WATER, HUMAN RIGHTS AND THE US CONSTITUTION

Statement to the Joint Committee On Environment, Natural Resources & Agriculture Legislative Hearing on Massachusetts House Bill No. 1333 (An Act to Preserve Public Water and Sewer Systems), Statehouse, Boston, October 24, 2005

Ward Morehouse, Co-Founder, Program on Corporations, Law, and Democracy (POCLAD) and Western Massachusetts Committee on Corporations and Democracy (Shays 2).

This bill is not a moment too soon. I urge that it be passed into law with all deliberate speed. Had such a law been in place, the people of Holyoke would have been spared much grief. Because it was not, the current Mayor, a self-declared proponent of privatizing public functions of municipal government, was able, albeit illegally, to sign a deeply flawed 20-year contract for $176 million of city money with a subsidiary (Aquarion) of a multi-national water corporation based in the United Kingdom (Kelda).

In the face of growing public disapproval and steadfast opposition by seven members of the City Council (which meant that the Mayor was unable to get funds approved for the Aquarion contract), the Mayor proceeded to borrow money from Aquarion to pay for the corporation's first-year charges under the contract. He also committed the city in future years to pay back this loan at 6 per cent interest--a far higher rate than the 2 per cent available to the City under the Clean Water State Revolving Fund.

Holyoke is one of the poorest municipalities in the Commonwealth. Its citizens and the City have far more urgent needs that paying through their noses huge sums to a private corporation when the City can deal with the environmental clean up of the Connecticut River at far less cost.

This bill has the added benefit of stopping the mischievous use of "Special Legislation" to circumvent state rules and regulations designed to protect tax payers from misuse of public funds. Thus, the Aquarion contract was submitted to the City of Holyoke on the basis of a single bid rather than multiple bids required when large-scale public works are involved.

By approving "special legislation," the legislature has relegated the municipalities in Massachusetts to a far lower standard of democracy than that on the state level.

If the standards of the Pacheco law (governing the contracting of state-run public sector services to the private sector), were upheld at the municipal level, single-bid contracts without public cost comparisons--like the Holyoke contract--would be illegal.

The valiant city councilors of Holyoke have only been asking for a Pacheco standard in the city--the right to do a cost comparison of what it would cost Holyoke to perform the same service in the most cost efficient manner, with the private bid. "Special legislation" permits private companies to ramrod contracts through the cities through cronyism without the Pacheco-standard protections.

Crucial to the functioning of government in a society that aspires to be democratic is control of various services and other actions by the people through their elected representatives. Thus the Mayor would cede to a private corporation responsibility for a function of municipal government vital to the well being of the citizens of the City.

This bill also takes a first step in addressing a fundamental flaw in the structure of government at the local, state and national levels--namely, the increasing role of large corporations now bigger than most nation states in dominating many aspects of U.S. society.
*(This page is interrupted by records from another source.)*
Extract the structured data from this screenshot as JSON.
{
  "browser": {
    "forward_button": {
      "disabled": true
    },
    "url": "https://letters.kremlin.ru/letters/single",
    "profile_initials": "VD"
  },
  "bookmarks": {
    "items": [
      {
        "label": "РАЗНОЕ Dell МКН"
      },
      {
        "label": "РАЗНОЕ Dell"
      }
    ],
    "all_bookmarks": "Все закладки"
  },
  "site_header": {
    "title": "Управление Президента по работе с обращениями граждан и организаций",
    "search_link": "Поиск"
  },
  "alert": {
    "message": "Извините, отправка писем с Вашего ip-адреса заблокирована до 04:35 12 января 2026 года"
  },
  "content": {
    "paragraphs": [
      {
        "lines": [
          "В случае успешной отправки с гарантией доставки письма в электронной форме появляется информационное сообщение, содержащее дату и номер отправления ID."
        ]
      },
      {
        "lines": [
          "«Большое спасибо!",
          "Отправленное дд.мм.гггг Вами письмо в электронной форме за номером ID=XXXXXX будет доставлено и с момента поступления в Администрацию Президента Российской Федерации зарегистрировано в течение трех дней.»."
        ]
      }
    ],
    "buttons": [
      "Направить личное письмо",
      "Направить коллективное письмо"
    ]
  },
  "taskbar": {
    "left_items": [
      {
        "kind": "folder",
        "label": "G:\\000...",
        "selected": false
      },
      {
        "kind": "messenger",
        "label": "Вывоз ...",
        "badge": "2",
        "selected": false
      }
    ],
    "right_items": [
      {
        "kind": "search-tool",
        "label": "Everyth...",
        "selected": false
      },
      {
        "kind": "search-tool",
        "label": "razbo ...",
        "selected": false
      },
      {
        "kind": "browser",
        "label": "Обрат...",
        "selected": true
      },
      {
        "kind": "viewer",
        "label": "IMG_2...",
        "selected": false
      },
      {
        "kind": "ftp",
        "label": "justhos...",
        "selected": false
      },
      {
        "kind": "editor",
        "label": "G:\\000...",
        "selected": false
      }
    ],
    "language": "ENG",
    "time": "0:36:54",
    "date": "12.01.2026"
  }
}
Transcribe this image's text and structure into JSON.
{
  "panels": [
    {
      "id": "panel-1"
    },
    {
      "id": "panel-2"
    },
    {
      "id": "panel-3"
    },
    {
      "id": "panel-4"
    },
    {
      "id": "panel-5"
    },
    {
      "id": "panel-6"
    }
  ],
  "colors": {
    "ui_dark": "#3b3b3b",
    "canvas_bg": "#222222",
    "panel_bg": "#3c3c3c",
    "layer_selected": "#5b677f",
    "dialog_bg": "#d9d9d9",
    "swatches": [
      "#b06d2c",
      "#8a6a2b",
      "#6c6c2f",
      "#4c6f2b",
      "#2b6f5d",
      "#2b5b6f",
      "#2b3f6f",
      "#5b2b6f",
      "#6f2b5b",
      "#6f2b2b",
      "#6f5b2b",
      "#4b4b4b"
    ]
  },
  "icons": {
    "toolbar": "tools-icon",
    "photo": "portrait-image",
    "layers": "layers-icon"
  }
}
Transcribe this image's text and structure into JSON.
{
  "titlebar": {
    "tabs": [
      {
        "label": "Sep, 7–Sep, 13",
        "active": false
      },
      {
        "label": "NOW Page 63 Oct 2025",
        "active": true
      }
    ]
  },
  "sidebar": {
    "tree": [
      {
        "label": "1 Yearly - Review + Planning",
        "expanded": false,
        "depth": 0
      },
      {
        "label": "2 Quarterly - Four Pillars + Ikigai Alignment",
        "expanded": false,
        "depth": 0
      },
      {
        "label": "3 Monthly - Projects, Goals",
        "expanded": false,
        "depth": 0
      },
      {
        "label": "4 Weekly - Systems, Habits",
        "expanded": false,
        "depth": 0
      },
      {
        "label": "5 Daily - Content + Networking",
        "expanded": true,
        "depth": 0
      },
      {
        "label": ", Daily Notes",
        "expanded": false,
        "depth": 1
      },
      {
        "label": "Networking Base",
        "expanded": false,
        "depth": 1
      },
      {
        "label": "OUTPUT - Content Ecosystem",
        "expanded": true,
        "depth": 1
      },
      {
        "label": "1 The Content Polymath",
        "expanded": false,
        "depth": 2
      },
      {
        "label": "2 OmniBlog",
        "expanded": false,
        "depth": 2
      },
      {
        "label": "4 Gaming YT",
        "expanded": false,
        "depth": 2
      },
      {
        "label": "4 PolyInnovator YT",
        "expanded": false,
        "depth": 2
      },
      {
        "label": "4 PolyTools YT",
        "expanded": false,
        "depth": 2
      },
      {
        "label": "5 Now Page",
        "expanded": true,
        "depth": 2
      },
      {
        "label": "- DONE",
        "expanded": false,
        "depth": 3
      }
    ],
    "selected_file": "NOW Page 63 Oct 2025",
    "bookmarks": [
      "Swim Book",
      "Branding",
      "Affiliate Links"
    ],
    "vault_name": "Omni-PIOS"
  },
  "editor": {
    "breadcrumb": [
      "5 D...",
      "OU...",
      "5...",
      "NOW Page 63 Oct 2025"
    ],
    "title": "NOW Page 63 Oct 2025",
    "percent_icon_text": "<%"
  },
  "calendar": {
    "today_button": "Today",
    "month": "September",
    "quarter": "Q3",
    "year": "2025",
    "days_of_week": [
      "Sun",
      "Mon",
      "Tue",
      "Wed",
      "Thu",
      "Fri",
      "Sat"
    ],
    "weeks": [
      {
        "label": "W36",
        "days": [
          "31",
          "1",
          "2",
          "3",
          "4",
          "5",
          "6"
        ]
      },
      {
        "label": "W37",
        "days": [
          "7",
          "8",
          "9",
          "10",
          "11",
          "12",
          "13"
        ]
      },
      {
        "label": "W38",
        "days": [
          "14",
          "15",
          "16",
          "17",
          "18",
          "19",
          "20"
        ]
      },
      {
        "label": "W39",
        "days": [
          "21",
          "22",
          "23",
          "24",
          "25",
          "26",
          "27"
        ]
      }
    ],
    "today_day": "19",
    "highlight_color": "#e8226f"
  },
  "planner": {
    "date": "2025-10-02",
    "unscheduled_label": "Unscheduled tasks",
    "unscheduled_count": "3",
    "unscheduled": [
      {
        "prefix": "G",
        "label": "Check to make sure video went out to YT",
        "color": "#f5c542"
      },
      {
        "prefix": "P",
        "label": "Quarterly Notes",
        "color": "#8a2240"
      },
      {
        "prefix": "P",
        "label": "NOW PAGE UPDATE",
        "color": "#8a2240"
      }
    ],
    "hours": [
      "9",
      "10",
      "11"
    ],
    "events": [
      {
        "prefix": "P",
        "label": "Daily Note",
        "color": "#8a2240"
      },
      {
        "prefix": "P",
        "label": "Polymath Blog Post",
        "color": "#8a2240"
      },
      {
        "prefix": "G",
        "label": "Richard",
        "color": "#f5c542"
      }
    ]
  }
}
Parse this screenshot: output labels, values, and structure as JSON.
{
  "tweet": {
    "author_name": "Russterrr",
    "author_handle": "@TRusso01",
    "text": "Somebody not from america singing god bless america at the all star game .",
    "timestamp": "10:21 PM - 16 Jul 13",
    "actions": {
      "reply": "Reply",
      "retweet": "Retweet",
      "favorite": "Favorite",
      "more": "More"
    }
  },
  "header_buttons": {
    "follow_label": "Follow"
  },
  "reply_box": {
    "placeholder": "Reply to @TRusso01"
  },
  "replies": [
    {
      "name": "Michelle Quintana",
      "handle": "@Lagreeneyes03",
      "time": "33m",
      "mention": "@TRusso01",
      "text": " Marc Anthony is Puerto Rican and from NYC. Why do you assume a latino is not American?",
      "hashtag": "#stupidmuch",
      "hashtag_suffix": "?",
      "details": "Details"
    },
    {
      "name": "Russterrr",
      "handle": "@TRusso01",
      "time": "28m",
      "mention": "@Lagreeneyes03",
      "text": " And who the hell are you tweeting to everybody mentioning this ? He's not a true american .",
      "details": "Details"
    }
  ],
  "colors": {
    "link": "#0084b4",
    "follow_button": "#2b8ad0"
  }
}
The founding fathers did not intend to create such a society; the word "Corporation" does not even appear in the Constitution. While there are many imperfections in the U.S. Constitution, especially in asserting private property rights over the human rights of natural persons, the overall goal of the Constitution is well expressed in its preamble:

"We, the People of the United States, in order to form a more perfect Union, establish Justice, insure domestic Tranquility, provide for the common defense, promote the general Welfare, and secure the Blessings of Liberty to ourselves and our Posterity, do ordain this Constitution for the United States of America."

By asserting that water and sewer systems are crucial to human existence and therefore cannot be privatized, HB 1333 begins to address the reality of corporate dominance and to embrace the democratic principles on which this nation--and the Commonwealth of Massachusetts--were founded.

Finally, this bill will help our country begin to fulfill its human rights obligations under international law.

Thus, the United Nations Charter, which has been ratified by the U.S. Government and as a treaty is the highest law of the land, commits member states, including the U.S., to "promote social progress and better standards of life" and to "reaffirm faith in fundamental human rights” That in turn leads us to the Universal Declaration of Human Rights, which was proposed in 1948 to the UN by a representative of the U.S. Government and which is considered to set forth goals applying to all countries.

Article 21 states that "the will of the people shall be the basis of the authority of government" and Article 25 asserts, "Everyone has the right to a standard of living adequate for the health and well being of himself and of his family". Both articles, as well as many other human rights instruments contain provisions that will be advanced by the passage of HB 1333.

Thank you for giving me this opportunity to present my views on this important legislation.